‘Üstüne para verseler almam’ demedi, aldı: Çekya’da bir garip olay
Alfons Mucha’nın 1928 yılında yaptığı Halide Edib Adıvar tablosu bulundu ve senatoda binasında sergileniyor. Tablonun hikâyesini anlatan belgesel Prag Büyükelçiliği tarafından çekildi Cumhuriyetin 100. yılı şerefine gösterildi.
Milli Mücadele’nin simge isimlerinden Halide Edib Adıvar’ın tarihin tozlu rafları arasında unutulan tablosu bulundu ve bu bulunuş hikayesi belgesel oldu. Türkiye Cumhuriyeti Prag Büyükleçiliği tarafından, Cumhuriyetin 100’üncü yılını kutlama etkinlikleri kapsamında hazırlanan belgesel serisinin sonuncusu yazar adına yapıldı. Çek ressam Alfons Mucha’nın 1928 yılında yaptığı yağlıboya tablo, Türkiye’nin Prag Büyükelçisi Egemen Bağış’ın girişimleriyle ilk kez Çekya’nın başkenti Prag’da Cumhuriyetin 100. yılında gün yüzüne çıkıp sanatseverlerle buluşmuştu.
Atatürk’ün tercümanlığını ve sekreterliğini de yapan bunun yanı sıra o dönem ordudan onbaşı rütbesi almış tek kadın olan Halide Edib Adıvar’ın Prag’da bulunan yağlıboya resminin hikayesini Prag Büyükelçisi Egemen Bağış belgeselde anlattı.
Halide Edib, eşi Adnan Adıvar ile birlikte 1925 yılında ressam Alfons Mucha’nın daveti üzerine Prag’a gitmişti. Burada ressamın davetlisi üzerine bir süre konaklayan çift, Mucha ile birlikte sanat ve siyasete dair pek çok konuda da fikir alışverişinde bulunmuştu. Mucha imzalı Halide Edib tablosu da işte bu dönemde resmedildi. Çek ressam, Milli Mücadele kahramanı yazarın fikirlerinden bu süreçte etkilenir.

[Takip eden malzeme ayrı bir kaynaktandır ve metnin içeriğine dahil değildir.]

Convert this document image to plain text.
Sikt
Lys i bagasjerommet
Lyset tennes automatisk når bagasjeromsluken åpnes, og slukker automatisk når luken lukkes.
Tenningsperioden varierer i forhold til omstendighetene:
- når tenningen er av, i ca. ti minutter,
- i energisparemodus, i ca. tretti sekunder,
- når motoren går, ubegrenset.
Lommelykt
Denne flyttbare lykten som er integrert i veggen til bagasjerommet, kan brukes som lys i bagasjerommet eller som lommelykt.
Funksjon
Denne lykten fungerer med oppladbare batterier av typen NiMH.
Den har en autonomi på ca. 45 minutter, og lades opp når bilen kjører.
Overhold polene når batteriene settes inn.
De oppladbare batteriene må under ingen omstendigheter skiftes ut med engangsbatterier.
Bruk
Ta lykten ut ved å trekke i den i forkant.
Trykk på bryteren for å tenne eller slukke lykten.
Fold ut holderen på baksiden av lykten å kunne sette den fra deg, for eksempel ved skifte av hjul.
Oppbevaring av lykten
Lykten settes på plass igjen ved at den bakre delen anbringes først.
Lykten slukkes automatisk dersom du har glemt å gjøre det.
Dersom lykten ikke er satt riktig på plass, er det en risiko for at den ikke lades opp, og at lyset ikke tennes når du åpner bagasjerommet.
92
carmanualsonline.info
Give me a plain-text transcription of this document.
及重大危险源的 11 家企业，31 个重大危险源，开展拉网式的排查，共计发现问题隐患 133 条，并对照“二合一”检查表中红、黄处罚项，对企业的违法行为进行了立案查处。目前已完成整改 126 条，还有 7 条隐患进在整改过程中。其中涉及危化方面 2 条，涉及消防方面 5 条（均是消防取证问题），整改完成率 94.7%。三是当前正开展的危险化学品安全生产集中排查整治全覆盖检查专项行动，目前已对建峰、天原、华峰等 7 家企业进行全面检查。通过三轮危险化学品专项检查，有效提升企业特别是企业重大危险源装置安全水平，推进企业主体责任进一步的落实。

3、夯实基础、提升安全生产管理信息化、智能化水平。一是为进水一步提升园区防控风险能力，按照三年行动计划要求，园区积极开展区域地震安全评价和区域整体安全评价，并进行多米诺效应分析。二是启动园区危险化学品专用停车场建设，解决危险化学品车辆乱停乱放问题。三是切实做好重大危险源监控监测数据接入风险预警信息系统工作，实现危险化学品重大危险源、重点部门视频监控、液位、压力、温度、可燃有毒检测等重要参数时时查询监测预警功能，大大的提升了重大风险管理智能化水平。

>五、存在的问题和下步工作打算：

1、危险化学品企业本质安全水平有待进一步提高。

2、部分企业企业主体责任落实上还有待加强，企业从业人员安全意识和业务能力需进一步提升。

Prag Büyükelçisi Egemen Bağış, Mucha’nın Halide Edib Adıvar’dan bu denli etkilenmesinin nedenini yazarın döneminin ilk kadın hakları savunucularından olmasına ve romanlarında, eserlerinde kadın haklarının izlerinin yoğunluğuna bağlıyor. Bu yoğun sohbetlerin ardından Mucha’nın, çok etkilendiği Halide Edib’in bir fotoğrafını çektiğini aktaran Egemen Bağış, Mucha’nın bu fotoğrafı karakalem olarak çizdiğini, daha sonra da o kara kalemden esinlenerek yağlı boya bir tablo yaptığını belirtiyor. Bağış, Prag’da göreve başladıkları günden beri tablonun izini sürdüklerini, salgının da etkisiyle iki yıl süren araştırmalarının sonucunda 2022 yılında özel bir sergi ile gün yüzüne çıkan Mucha’nın bu önemli çalışmasına ulaştıklarını kaydediyor.
Halide Edib’in tablosuna ulaşmak için nasıl bir süreç yaşadıklarından bahseden Egemen Bağış şöyle devam ediyor: “Mucha’nın hala yaşayan torunu olan John Mucha’nın annesi İngiliz olduğu için, yani ressam Alfons Mucha’nın oğlu bir İngilizle evlendiği ve Naziler döneminde de çok büyük zulüm yaşayıp hapse girdiği için ömrünün kalan kısmını İngiltere’de geçirmiş. Ama oğlu John Mucha bugün hem Çekya’da hem İngiltere’de imkanları olan ve dedesinin eserlerinin telif haklarını yöneten Mucha Vakfı’nın başkanı olarak, Londra’da yaşıyordu.
Kendisine bir mektup yazdım. Bu tablodan bahsettim ve tabloyu görmek istediğimi, tablonun akıbetini merak ettiğimi söyledim. Kendisinden çok nazik bir cevap geldi. ‘Pandemi nedeniyle Prag’a gelemiyorum. Geldiğimde sizi davet ederim. Tabloyla ilgili konuşuruz’ dedi ve gerçekten de sözünü tuttu. Pandemi sonrası seyahatler başladıktan sonra sayın John Mucha beni özel aile konutları olan evlerine davet etti.”
Davet üzerine eve gittiklerinde çok duygulandığını söyleyen Bağış, eşi Beyhan Hanım ile beraber gittiği evin salonunun en büyük duvarında Halide Edib’in tablosunun asılı olduğunu gördüğünü ve çok duygulandığını anlattı.